Valuating a business is the first step in taking a business to market. The first step to performing a valuation is to analyze the company’s financials. We require three years of profit and loss statements, three years of tax returns, a balance sheet and an asset list. If we are evaluating a business after the first quarter of the year, we also request a year-to-date comparison from the previous year to the current year. These documents create the cornerstone of any valuation and provide a good snapshot of how financially healthy a business is.
The next step is to assess the real estate, if applicable. If there is a lease involved, the lease is analyzed for a variety of items including the length of term remaining, actual rent vs market rent, assignability and options to renew. Oftentimes, there is added value to the business if the lease rate is under market and is assignable.
If the real estate is owned, we perform a separate valuation that is created in tandem with the business valuation. The real estate valuation will show comps of recently sold properties from both an owner-user and an investment standpoint. It is vital that the real estate be correctly assessed as it is often the asset with the highest value in a business sale.
The final step is to assign a value to the furniture, fixtures and equipment (FFE), leasehold improvements (if any), inventory, accounts receivables and goodwill (and any other pertinent assets or liabilities).

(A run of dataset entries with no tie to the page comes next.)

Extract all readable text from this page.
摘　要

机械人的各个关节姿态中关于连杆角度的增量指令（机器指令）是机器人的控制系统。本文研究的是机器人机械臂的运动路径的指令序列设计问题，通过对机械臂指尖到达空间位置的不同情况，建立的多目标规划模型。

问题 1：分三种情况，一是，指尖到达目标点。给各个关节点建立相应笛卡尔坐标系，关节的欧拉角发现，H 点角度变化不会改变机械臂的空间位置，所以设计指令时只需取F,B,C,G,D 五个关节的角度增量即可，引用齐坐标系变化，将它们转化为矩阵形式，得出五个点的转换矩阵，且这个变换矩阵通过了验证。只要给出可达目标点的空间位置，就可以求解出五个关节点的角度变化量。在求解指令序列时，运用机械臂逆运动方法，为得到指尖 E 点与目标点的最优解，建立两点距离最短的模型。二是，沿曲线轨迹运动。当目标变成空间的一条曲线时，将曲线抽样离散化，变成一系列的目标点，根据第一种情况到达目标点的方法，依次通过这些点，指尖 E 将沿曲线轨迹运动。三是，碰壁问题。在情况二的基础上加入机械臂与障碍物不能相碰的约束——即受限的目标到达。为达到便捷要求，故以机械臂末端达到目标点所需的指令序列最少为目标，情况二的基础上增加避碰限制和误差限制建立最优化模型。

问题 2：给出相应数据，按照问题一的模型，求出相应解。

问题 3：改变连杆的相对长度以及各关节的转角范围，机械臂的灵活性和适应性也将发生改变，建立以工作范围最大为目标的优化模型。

We generate three values for every business. The first value is the book value is based on industry multipliers. The second value is what the business should list for, based on comparable businesses for sale on the market blended with the book value. The third value is what we believe the likely selling price of the business will be based on sold comparables. If a seller agrees with our findings and the listing price, we take the business to market and start the next phase of the marketing, negotiating and disposition process.